An exact DP algorithm as well as a randomized rounding heuristic were presented in Section 3 and compared computationally to an IP B&B algorithm in Section 4. These results showed that for larger randomly generated childhood immunization schedules, the randomized rounding heuristic was more efficient than the IP B&B algorithm and provided a reasonable solution quality that, on average, was within 5% of the optimal solution value. Furthermore, the randomized rounding heuristic was able to find a feasible solution in seconds for all random childhood immunization schedules, whereas the IP B&B algorithm often exceeded default time and memory limits when \(\mathop {\max }\limits_{v \in V} Val\left( v \right) \geqslant 4\). Moreover, the results showed the DP algorithm to be significantly more efficient and effective than the IP B&B algorithm. Therefore, for practical purposes, the results suggest that the DP algorithm is the algorithm of choice, since it is an efficient exact algorithm. However, with the significant expansion of the Recommended Childhood Immunization Schedule over the past decade (see [5, 9]) and with numerous new pediatric vaccines being considered (see [18]), the randomized rounding heuristic will allow more efficient analysis of larger childhood immunization schedules and practical analysis involving Monte Carlo simulation or finding an optimal vaccine formulary for each child on a case-by-case basis, which will require the solution of several unique integer programming instances. Advances in biotechnology and differing perspectives on the safety of combination vaccines will only heighten the possibility for considering each child on a case-by-case basis (see [19]).

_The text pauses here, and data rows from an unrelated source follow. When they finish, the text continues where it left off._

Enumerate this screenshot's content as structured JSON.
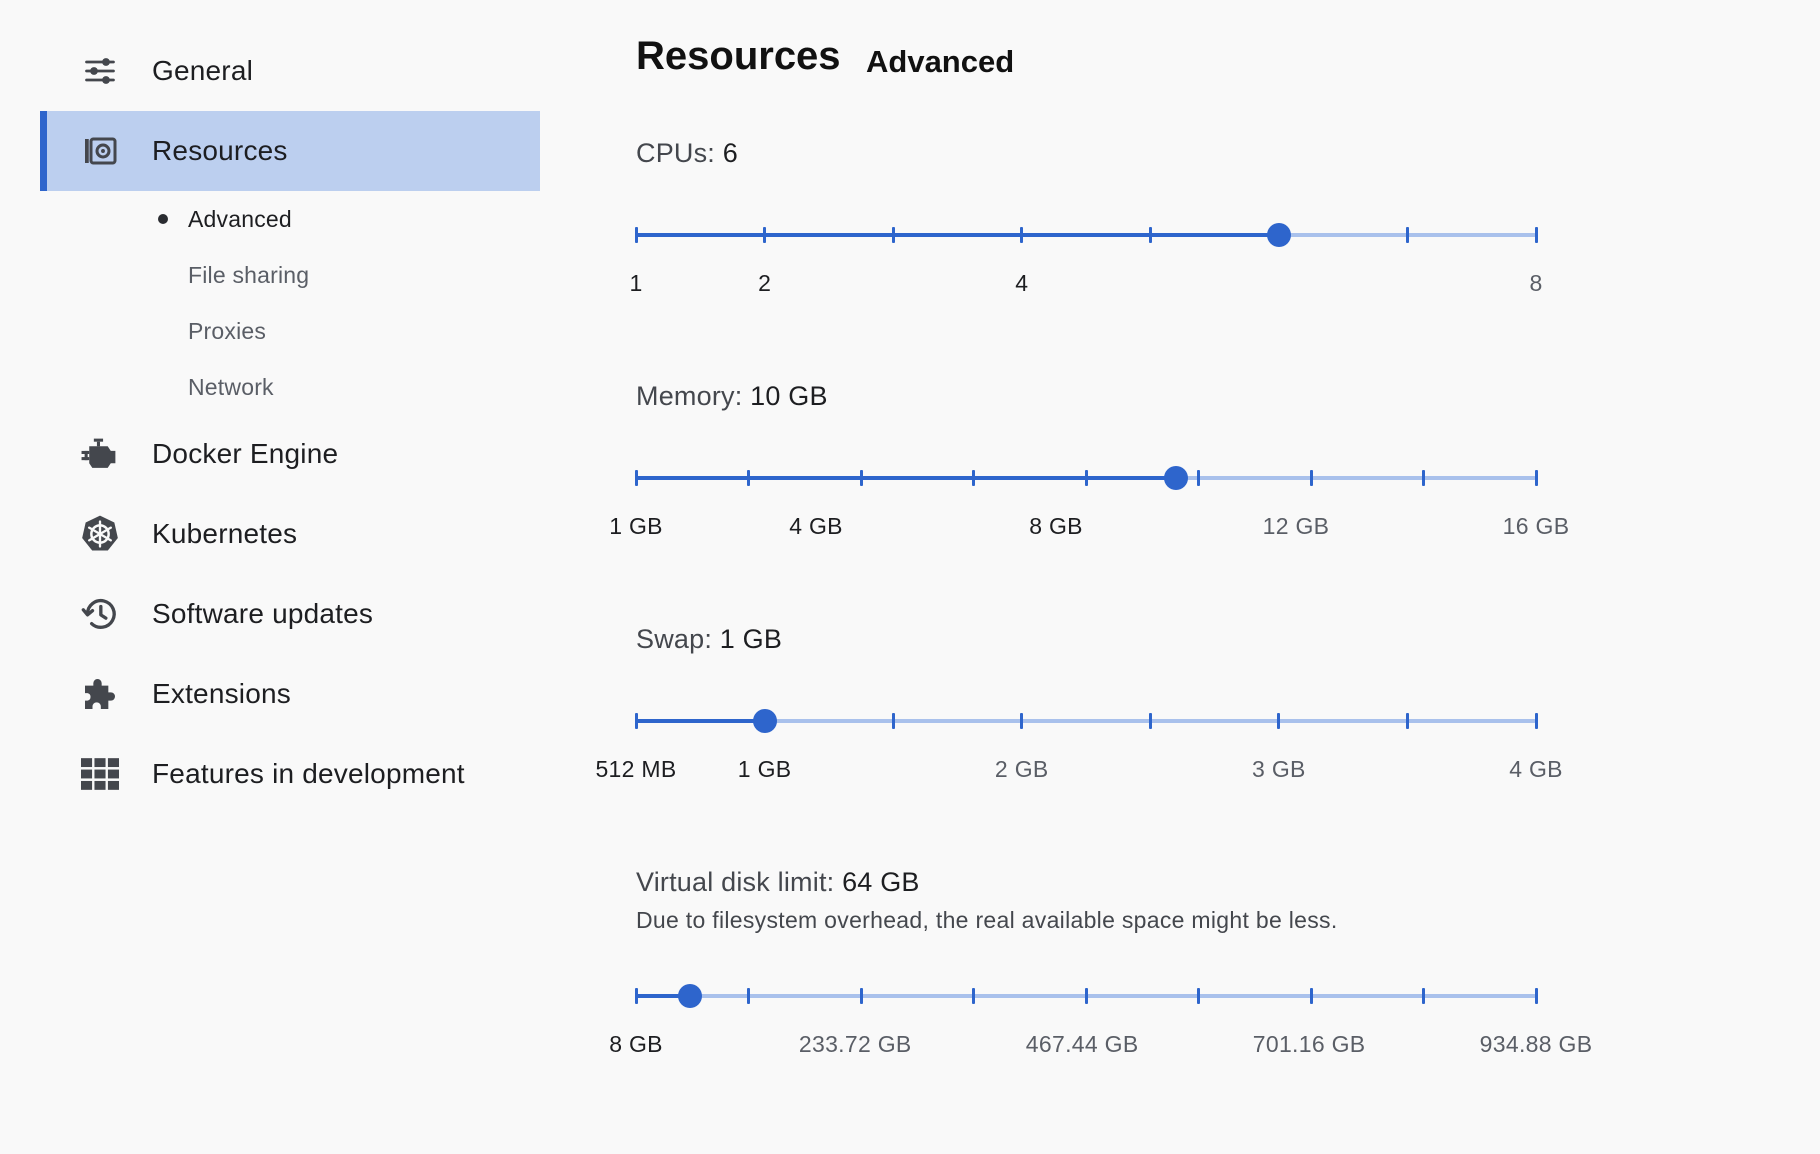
{
  "sidebar": {
    "items": [
      {
        "label": "General",
        "icon": "sliders-icon"
      },
      {
        "label": "Resources",
        "icon": "resources-icon"
      },
      {
        "label": "Docker Engine",
        "icon": "engine-icon"
      },
      {
        "label": "Kubernetes",
        "icon": "kubernetes-helm-icon"
      },
      {
        "label": "Software updates",
        "icon": "history-icon"
      },
      {
        "label": "Extensions",
        "icon": "puzzle-icon"
      },
      {
        "label": "Features in development",
        "icon": "grid-icon"
      }
    ],
    "sub_items": [
      {
        "label": "Advanced",
        "active": true
      },
      {
        "label": "File sharing",
        "active": false
      },
      {
        "label": "Proxies",
        "active": false
      },
      {
        "label": "Network",
        "active": false
      }
    ],
    "active_item": "Resources"
  },
  "header": {
    "title": "Resources",
    "subtitle": "Advanced"
  },
  "settings": {
    "cpus": {
      "label": "CPUs:",
      "value": "6",
      "tick_count": 8,
      "position": 0.7143,
      "tick_labels": [
        {
          "text": "1",
          "at": 0
        },
        {
          "text": "2",
          "at": 0.1429
        },
        {
          "text": "4",
          "at": 0.4286
        },
        {
          "text": "8",
          "at": 1
        }
      ]
    },
    "memory": {
      "label": "Memory:",
      "value": "10 GB",
      "tick_count": 9,
      "position": 0.6,
      "tick_labels": [
        {
          "text": "1 GB",
          "at": 0
        },
        {
          "text": "4 GB",
          "at": 0.2
        },
        {
          "text": "8 GB",
          "at": 0.4667
        },
        {
          "text": "12 GB",
          "at": 0.7333
        },
        {
          "text": "16 GB",
          "at": 1
        }
      ]
    },
    "swap": {
      "label": "Swap:",
      "value": "1 GB",
      "tick_count": 8,
      "position": 0.1429,
      "tick_labels": [
        {
          "text": "512 MB",
          "at": 0
        },
        {
          "text": "1 GB",
          "at": 0.1429
        },
        {
          "text": "2 GB",
          "at": 0.4286
        },
        {
          "text": "3 GB",
          "at": 0.7143
        },
        {
          "text": "4 GB",
          "at": 1
        }
      ]
    },
    "disk": {
      "label": "Virtual disk limit:",
      "value": "64 GB",
      "note": "Due to filesystem overhead, the real available space might be less.",
      "tick_count": 9,
      "position": 0.06,
      "tick_labels": [
        {
          "text": "8 GB",
          "at": 0
        },
        {
          "text": "233.72 GB",
          "at": 0.2436
        },
        {
          "text": "467.44 GB",
          "at": 0.4957
        },
        {
          "text": "701.16 GB",
          "at": 0.7479
        },
        {
          "text": "934.88 GB",
          "at": 1
        }
      ]
    }
  },
  "colors": {
    "accent": "#2e65cc",
    "track": "#a9c1ec",
    "active_bg": "#bccfef"
  }
}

Work is in progress to determine the trade-off of satisfying a given childhood immunization schedule while minimizing extraimmunization versus strictly prohibiting extraimmunization and maximizing the number of vaccine doses satisfied, since both of these alternatives incur different costs. The model presented in this paper will allow such trade-offs to be analyzed. Moreover, further examining the model extensions (theoretically and empirically) presented in Section 2 is an area of future research since these extensions offer practical value but may also significantly alter the structure of the model, which would require entirely different solution techniques. Finally, work is in progress to further extend the results reported by determining new heuristics for IP that either empirically provide better solutions and/or improve the existing approximation bound in Section 3.